Helping Hands Builds 5,000 Prosthetic Hands For Landmine Victims in Cambodia And India

04/10/2015 10:43 PM AEDT | Updated 15/07/2016 12:50 PM AEST
Helping Hands

An Australian organisation has reached a milestone 5,000 prosthetic hands built for victims of land mines, accidents, and violence across Cambodia and India.

And Helping Hands announced on Sunday even higher targets for the next two years - with a pledge to construct 10,000 new prosthetic limbs by the end of 2017.

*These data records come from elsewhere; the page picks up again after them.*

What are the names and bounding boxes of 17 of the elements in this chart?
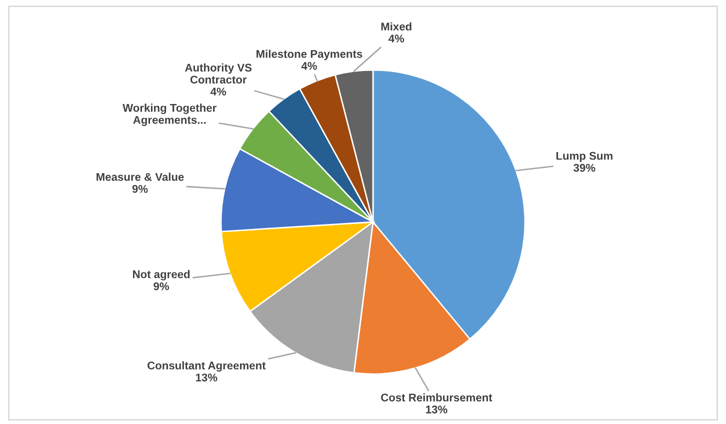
- slice-label: Working Together Agreements...: [122, 104, 216, 126]
- data-label: 39%: [574, 164, 596, 172]
- data-label: 13%: [196, 374, 218, 382]
- slice-label: Authority VS Contractor: [185, 63, 252, 84]
- slice-label: Consultant Agreement: [148, 361, 266, 372]
- slice-label: Cost Reimbursement: [381, 393, 492, 402]
- data-label: 4%: [301, 62, 317, 70]
- slice-label: Milestone Payments: [256, 50, 362, 60]
- data-label: 13%: [426, 406, 448, 414]
- data-label: 4%: [210, 88, 226, 96]
- data-label: 4%: [388, 34, 404, 42]
- slice-label: Measure & Value: [96, 172, 184, 181]
- slice-label: Not agreed: [133, 270, 190, 280]
- data-label: 9%: [132, 184, 148, 193]
- data-label: 9%: [154, 282, 170, 290]
- slice-label: Mixed: [381, 22, 412, 30]
- slice-label: Lump Sum: [556, 152, 612, 162]
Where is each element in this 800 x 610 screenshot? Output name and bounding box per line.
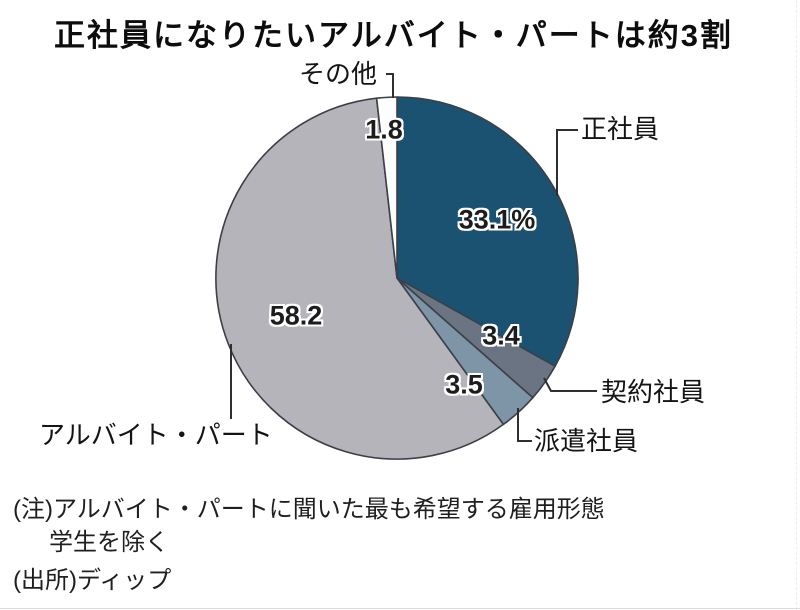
slice-sonota bbox=[375, 96, 398, 279]
slice-label-arbeit-part: アルバイト・パート bbox=[39, 420, 273, 450]
bottom-edge-divider bbox=[0, 608, 800, 609]
chart-title: 正社員になりたいアルバイト・パートは約3割 bbox=[54, 18, 733, 53]
slice-value-arbeit-part: 58.2 bbox=[269, 300, 323, 331]
slice-label-seishain: 正社員 bbox=[581, 114, 660, 144]
leader-line-sonota bbox=[386, 73, 394, 98]
slice-seishain bbox=[396, 96, 579, 367]
right-edge-divider bbox=[796, 0, 797, 610]
slice-value-haken-shain: 3.5 bbox=[445, 369, 483, 400]
slice-value-sonota: 1.8 bbox=[365, 114, 403, 145]
leader-lines bbox=[230, 73, 597, 442]
slice-label-haken-shain: 派遣社員 bbox=[534, 426, 639, 456]
footnote-line1: (注)アルバイト・パートに聞いた最も希望する雇用形態 bbox=[13, 496, 605, 523]
slice-label-sonota: その他 bbox=[299, 59, 378, 89]
footnote-line2: 学生を除く bbox=[49, 529, 169, 556]
source-note: (出所)ディップ bbox=[13, 567, 172, 594]
leader-line-keiyaku bbox=[543, 377, 597, 392]
pie-slices bbox=[215, 96, 579, 460]
leader-line-seishain bbox=[556, 129, 578, 196]
slice-value-keiyaku-shain: 3.4 bbox=[482, 320, 520, 351]
slice-label-keiyaku-shain: 契約社員 bbox=[601, 377, 706, 407]
slice-arbeit-part bbox=[215, 97, 505, 460]
leader-line-haken bbox=[517, 408, 532, 442]
slice-value-seishain: 33.1% bbox=[458, 204, 536, 235]
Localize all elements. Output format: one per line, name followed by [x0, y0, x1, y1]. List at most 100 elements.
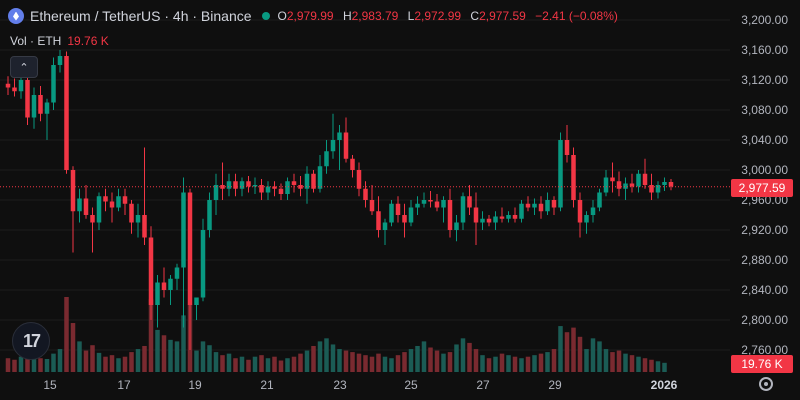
candle-body	[421, 200, 427, 204]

Since 2012, the organisation has been attending corporate events and conferences to run programs where companies construct hands that will be packaged, sent, and fitted to those in need overseas as part of a team-building exercise.

The programs run across every state in Australia, with about 15,000 people contributing to the 5,000 hands that have already been made.

The organisation’s founder, Matt Henricks, saw first-hand the impact the work has for the people receiving donations on his most recent trip to Bangalore, India.

“One of the people who had a hand fitted was a 23-year-old woman whose uncle had chopped her hand off in a domestic dispute with her father when she was just three years old,” Henricks told the Huffington Post Australia.


A young woman is fitted with a prosthetic hand in India (Helping Hands)

“She burst into tears as soon as she realised she could hold a mug.”

Henricks believes the prosthetic hands aren’t just a physical gift for those who receive them, but help them feel valued too.

“She’d grown up for twenty years with no hope that she would ever get any assistance, feeling that she’s worth so little,” Henricks said.


A young boy holds a koala while his limb is fitted (Helping Hands)

“For so many of the people we meet, the biggest gift we’re giving them is an emotional healing. We’re telling them that they mean something.”

Many of the people who receive the prosthetic hands are landmine victims. Landmines kill more than 15,000 people each year worldwide, with many child victims.

More are left maimed or severely injured by the explosive devices, which litter the soil of more than 70 countries.

“We like to think we’ve solved the problem but there’s still people living with the legacy of war after war and unethical conduct,” Henricks told HuffPost Australia.

“There’s still a whole bunch of people in need. Our contribution is small but it makes a difference.”